LAG Hessen Urt. v. 10.09.2008 – 6 Sa 384/08

two women near tables
Foto von Blake Wisz

(ArbG Frankfurt Urt. v. 11.12.2007 – 18/5 Ca 5068/07)

Der Arbeitnehmer, welchem die Kündigung überreicht wurde, war in einem Kaufhaus beschäftigt. Dort wurden Konzertkarten mit so genannten Payback-Sondercoupons im Wert von 500-Payback-Punkten (entspricht 5 Euro) verkauft, die der Kunde seiner Payback-Karte einmalig gutschreiben lassen konnte. Eine Mehrfacheinlösung war technisch allerdings nicht ausgeschlossen. Die Revisionsabteilung des Arbeitgebers stellte fest, dass einige Mitarbeiter, darunter auch der Kläger, auf ihren eigenen Payback-Karten oder denen von Familienangehörigen den Sondercoupon bis zu 50 Mal verbucht hatten. Nach Anhörung der betroffenen Arbeitnehmer sprach der Arbeitgeber dem Kläger eine außerordentliche, hilfsweise ordentliche Kündigung aus. Elf weitere Mitarbeiter, die ebenfalls den Sondercoupon mehrfach eingelöst hatten, erhielten lediglich eine Abmahnung.

Sowohl das Arbeitsgericht als auch das Landesarbeitsgericht (LAG) erklärten die ausgesprochene Kündigung für unwirksam. Die Begründung: Die Entlassung verstoße gegen den so genannten Ultima-ratio-Grundsatz, nach dem Unternehmen eine Kündigung nur als letztes Mittel in Betracht ziehen dürfen.
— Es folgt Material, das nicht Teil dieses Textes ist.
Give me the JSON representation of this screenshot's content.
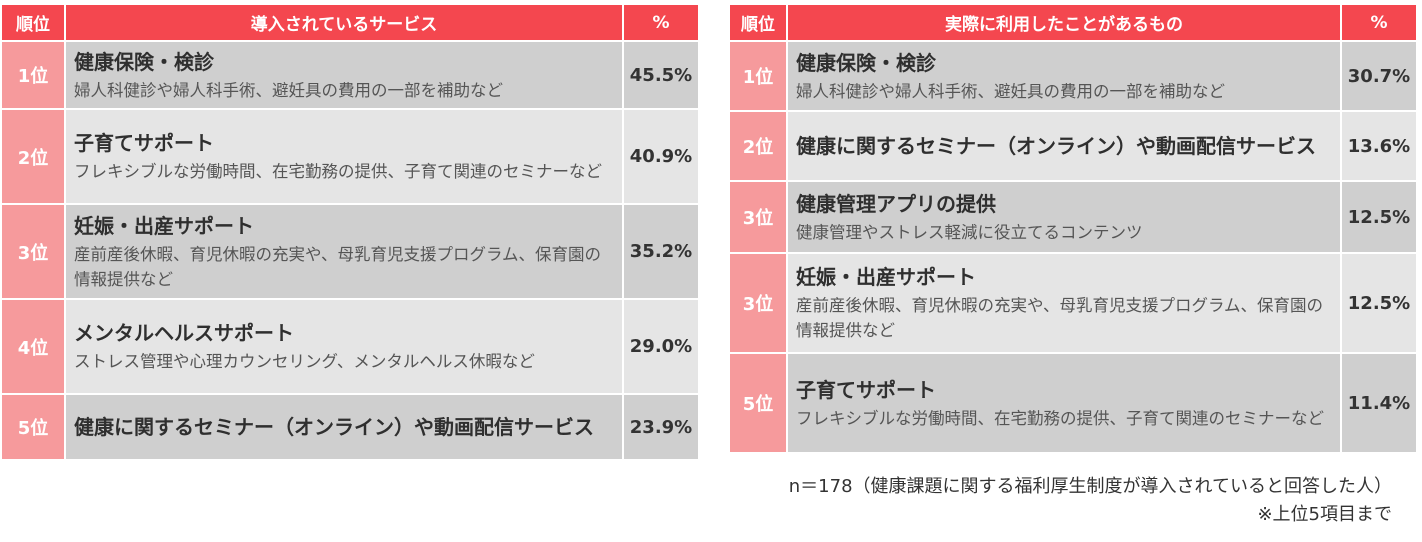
{
  "left_table": {
    "headers": {
      "rank": "順位",
      "item": "導入されているサービス",
      "pct": "%"
    },
    "rows": [
      {
        "rank": "1位",
        "title": "健康保険・検診",
        "desc": "婦人科健診や婦人科手術、避妊具の費用の一部を補助など",
        "pct": "45.5%"
      },
      {
        "rank": "2位",
        "title": "子育てサポート",
        "desc": "フレキシブルな労働時間、在宅勤務の提供、子育て関連のセミナーなど",
        "pct": "40.9%"
      },
      {
        "rank": "3位",
        "title": "妊娠・出産サポート",
        "desc": "産前産後休暇、育児休暇の充実や、母乳育児支援プログラム、保育園の情報提供など",
        "pct": "35.2%"
      },
      {
        "rank": "4位",
        "title": "メンタルヘルスサポート",
        "desc": "ストレス管理や心理カウンセリング、メンタルヘルス休暇など",
        "pct": "29.0%"
      },
      {
        "rank": "5位",
        "title": "健康に関するセミナー（オンライン）や動画配信サービス",
        "desc": "",
        "pct": "23.9%"
      }
    ]
  },
  "right_table": {
    "headers": {
      "rank": "順位",
      "item": "実際に利用したことがあるもの",
      "pct": "%"
    },
    "rows": [
      {
        "rank": "1位",
        "title": "健康保険・検診",
        "desc": "婦人科健診や婦人科手術、避妊具の費用の一部を補助など",
        "pct": "30.7%"
      },
      {
        "rank": "2位",
        "title": "健康に関するセミナー（オンライン）や動画配信サービス",
        "desc": "",
        "pct": "13.6%"
      },
      {
        "rank": "3位",
        "title": "健康管理アプリの提供",
        "desc": "健康管理やストレス軽減に役立てるコンテンツ",
        "pct": "12.5%"
      },
      {
        "rank": "3位",
        "title": "妊娠・出産サポート",
        "desc": "産前産後休暇、育児休暇の充実や、母乳育児支援プログラム、保育園の情報提供など",
        "pct": "12.5%"
      },
      {
        "rank": "5位",
        "title": "子育てサポート",
        "desc": "フレキシブルな労働時間、在宅勤務の提供、子育て関連のセミナーなど",
        "pct": "11.4%"
      }
    ]
  },
  "notes": {
    "sample": "n＝178（健康課題に関する福利厚生制度が導入されていると回答した人）",
    "scope": "※上位5項目まで"
  }
}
Das LAG führte aus, dass der Arbeitgeber vor Kündigungsausspruch zunächst hätte abmahnen müssen, da er durch die bloße Abmahnung anderer Mitarbeiter selbst zu erkennen gegeben habe, dass die unterstellte Pflichtverletzung der gekündigten Mitarbeiter nicht so schwerwiegend sei, dass das Arbeitsverhältnis nicht fortgesetzt werden könne.
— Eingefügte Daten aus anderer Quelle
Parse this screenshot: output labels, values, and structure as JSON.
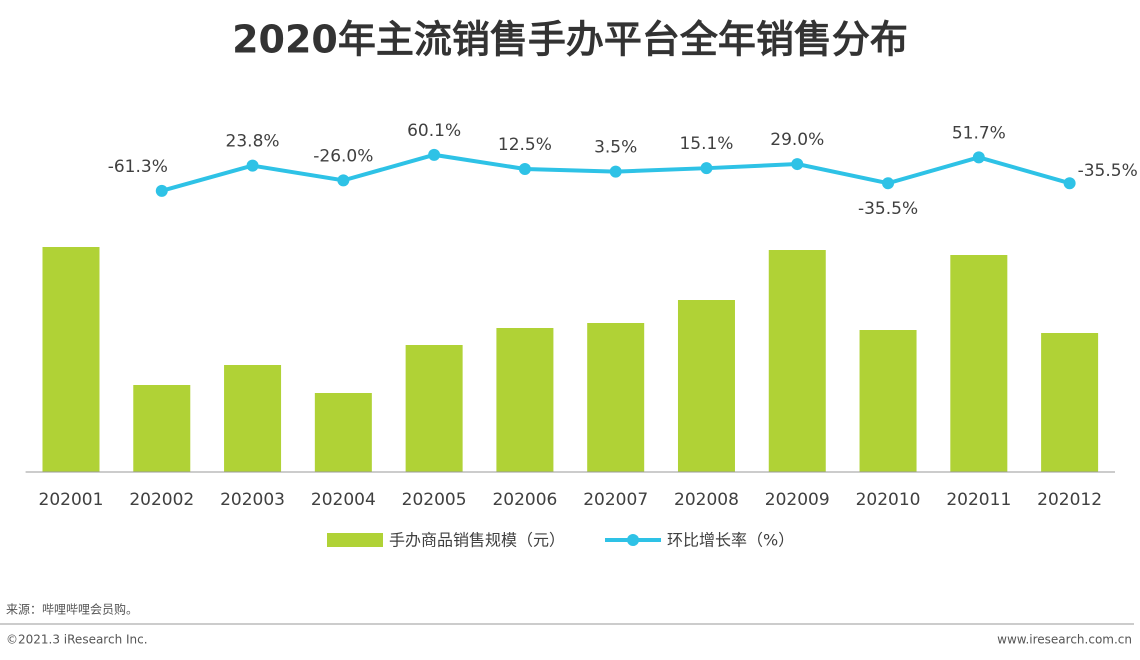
{
  "chart_data": {
    "type": "bar-line",
    "title": "2020年主流销售手办平台全年销售分布",
    "categories": [
      "202001",
      "202002",
      "202003",
      "202004",
      "202005",
      "202006",
      "202007",
      "202008",
      "202009",
      "202010",
      "202011",
      "202012"
    ],
    "ylim": [
      0,
      250
    ],
    "y2lim": [
      -200,
      100
    ],
    "series": [
      {
        "name": "手办商品销售规模（元）",
        "type": "bar",
        "color": "#b0d236",
        "values": [
          225,
          87,
          107,
          79,
          127,
          144,
          149,
          172,
          222,
          142,
          217,
          139
        ]
      },
      {
        "name": "环比增长率（%）",
        "type": "line",
        "axis": "y2",
        "color": "#2ec2e6",
        "values": [
          null,
          -61.3,
          23.8,
          -26.0,
          60.1,
          12.5,
          3.5,
          15.1,
          29.0,
          -35.5,
          51.7,
          -35.5
        ],
        "value_labels": [
          null,
          "-61.3%",
          "23.8%",
          "-26.0%",
          "60.1%",
          "12.5%",
          "3.5%",
          "15.1%",
          "29.0%",
          "-35.5%",
          "51.7%",
          "-35.5%"
        ]
      }
    ],
    "source": "来源：哔哩哔哩会员购。",
    "copyright": "©2021.3 iResearch Inc.",
    "website": "www.iresearch.com.cn"
  }
}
Das LAG stellte weiter dar, dass der Gleichbehandlungsgrundsatz bei der Beurteilung einer Kündigung zwar nicht unmittelbar anzuwenden ist, weil er mit dem Gebot der umfassenden Abwägung der Umstände des jeweiligen Einzelfalls – wie er für eine Kündigung erforderlich ist – nur beschränkt zu vereinbaren ist. Das Gericht machte aber auch darauf aufmerksam, dass der Gleichbehandlungsgrundsatz mittelbare Wirkungen erzielen kann. Eine umfassende Abwägung aller Umstände des Einzelfalls schließt also nicht aus, dass der Gleichbehandlungsgrundsatz greift und als maßgeblicher Gesichtspunkt einzubeziehen ist. Daher müssen Arbeitgeber, die bei gleicher Ausgangslage nach einer bestimmten Regel verfahren, darlegen, weshalb sie in einzelnen Fällen von dieser Regel abweichen.
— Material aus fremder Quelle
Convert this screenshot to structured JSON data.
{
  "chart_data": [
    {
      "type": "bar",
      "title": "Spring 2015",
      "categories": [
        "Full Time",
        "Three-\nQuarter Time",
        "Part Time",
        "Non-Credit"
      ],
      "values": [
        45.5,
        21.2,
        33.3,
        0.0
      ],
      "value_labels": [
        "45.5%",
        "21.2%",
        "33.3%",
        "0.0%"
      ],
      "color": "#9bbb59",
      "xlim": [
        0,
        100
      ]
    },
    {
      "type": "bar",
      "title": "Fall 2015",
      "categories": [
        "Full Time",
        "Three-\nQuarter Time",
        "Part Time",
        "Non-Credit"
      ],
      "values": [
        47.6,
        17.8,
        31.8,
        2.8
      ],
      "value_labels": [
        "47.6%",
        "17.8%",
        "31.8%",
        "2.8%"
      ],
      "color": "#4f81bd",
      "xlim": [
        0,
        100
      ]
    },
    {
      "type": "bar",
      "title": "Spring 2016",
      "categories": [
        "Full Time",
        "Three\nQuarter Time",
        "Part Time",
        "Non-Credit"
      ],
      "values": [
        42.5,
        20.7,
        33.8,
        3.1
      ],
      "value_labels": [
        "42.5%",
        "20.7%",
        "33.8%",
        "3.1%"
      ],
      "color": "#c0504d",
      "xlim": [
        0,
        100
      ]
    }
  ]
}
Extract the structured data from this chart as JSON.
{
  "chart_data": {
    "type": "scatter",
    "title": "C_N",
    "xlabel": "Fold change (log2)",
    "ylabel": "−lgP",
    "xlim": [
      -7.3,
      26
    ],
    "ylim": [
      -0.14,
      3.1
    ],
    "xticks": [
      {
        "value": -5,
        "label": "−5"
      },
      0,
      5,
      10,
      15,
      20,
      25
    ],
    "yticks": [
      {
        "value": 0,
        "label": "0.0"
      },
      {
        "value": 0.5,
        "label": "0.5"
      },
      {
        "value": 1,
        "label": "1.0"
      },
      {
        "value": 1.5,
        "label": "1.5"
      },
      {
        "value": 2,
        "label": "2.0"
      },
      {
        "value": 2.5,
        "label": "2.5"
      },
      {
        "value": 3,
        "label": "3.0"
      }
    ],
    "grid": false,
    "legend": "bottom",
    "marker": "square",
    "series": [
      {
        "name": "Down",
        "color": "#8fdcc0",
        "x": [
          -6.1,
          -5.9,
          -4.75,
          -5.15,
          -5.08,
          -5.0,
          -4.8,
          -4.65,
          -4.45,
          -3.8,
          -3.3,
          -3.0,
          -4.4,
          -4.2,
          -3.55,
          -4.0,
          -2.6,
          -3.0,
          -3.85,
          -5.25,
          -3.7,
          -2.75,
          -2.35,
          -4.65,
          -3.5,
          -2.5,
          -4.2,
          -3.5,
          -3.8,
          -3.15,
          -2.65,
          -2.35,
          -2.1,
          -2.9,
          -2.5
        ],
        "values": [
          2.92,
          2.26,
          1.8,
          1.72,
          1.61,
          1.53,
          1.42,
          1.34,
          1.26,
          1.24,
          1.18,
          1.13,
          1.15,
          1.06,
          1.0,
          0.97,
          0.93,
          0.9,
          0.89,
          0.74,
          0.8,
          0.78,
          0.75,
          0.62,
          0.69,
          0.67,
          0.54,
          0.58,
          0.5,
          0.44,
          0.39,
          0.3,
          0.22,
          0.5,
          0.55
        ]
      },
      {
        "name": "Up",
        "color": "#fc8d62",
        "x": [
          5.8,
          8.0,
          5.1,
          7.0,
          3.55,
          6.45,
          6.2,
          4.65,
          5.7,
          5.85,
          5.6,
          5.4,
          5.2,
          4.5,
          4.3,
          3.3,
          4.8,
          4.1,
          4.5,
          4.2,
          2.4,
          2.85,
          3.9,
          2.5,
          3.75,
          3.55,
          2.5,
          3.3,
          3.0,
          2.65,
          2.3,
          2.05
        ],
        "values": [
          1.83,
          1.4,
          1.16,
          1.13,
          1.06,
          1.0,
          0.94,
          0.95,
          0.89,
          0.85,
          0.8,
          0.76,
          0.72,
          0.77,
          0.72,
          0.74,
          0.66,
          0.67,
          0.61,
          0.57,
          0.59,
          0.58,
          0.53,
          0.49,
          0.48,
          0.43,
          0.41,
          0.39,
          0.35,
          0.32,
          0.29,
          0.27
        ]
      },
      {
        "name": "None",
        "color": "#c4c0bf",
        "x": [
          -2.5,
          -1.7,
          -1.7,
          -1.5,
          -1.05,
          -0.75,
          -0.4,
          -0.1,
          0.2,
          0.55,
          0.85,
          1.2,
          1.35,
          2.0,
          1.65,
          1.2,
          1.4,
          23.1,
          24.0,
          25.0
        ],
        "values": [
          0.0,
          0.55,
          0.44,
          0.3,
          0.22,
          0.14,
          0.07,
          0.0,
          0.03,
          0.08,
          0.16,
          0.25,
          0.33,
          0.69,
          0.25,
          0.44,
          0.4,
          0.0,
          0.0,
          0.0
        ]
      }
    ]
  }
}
Für den im Streitfall vorliegenden Prämienbetrug gelang es dem Unternehmen nicht, Umstände vorzutragen, die die Ungleichbehandlung hätten rechtfertigen können. Insbesondere konnte der Arbeitgeber keine sachlichen Differenzierungsgründe dafür nennen, warum er einzelnen Arbeitnehmern kündigte und andere nur verwarnte.

Fazit:

Signalisiert der Arbeitgeber, dass ihm die Fortsetzung des Arbeitsverhältnisses noch zuzumuten ist und mit einer Wiederherstellung des Vertrauens zu rechnen ist, indem er einigen Arbeitnehmern lediglich eine Abmahnung erteilt, kann er bei gleichem Regelverstoß ohne sachliches Differenzierungskriterium nicht gegenüber anderen Arbeitnehmern eine Kündigung aussprechen. Entweder hat er gegenüber allen Arbeitnehmern die gleiche zulässige Sanktion zu wählen oder er muss einen sachlichen Differenzierungsgrund vorbringen. Ein solcher könnte beispielsweise vorliegen, wenn die Mitarbeiter in verschiedenen Bereichen tätig sind.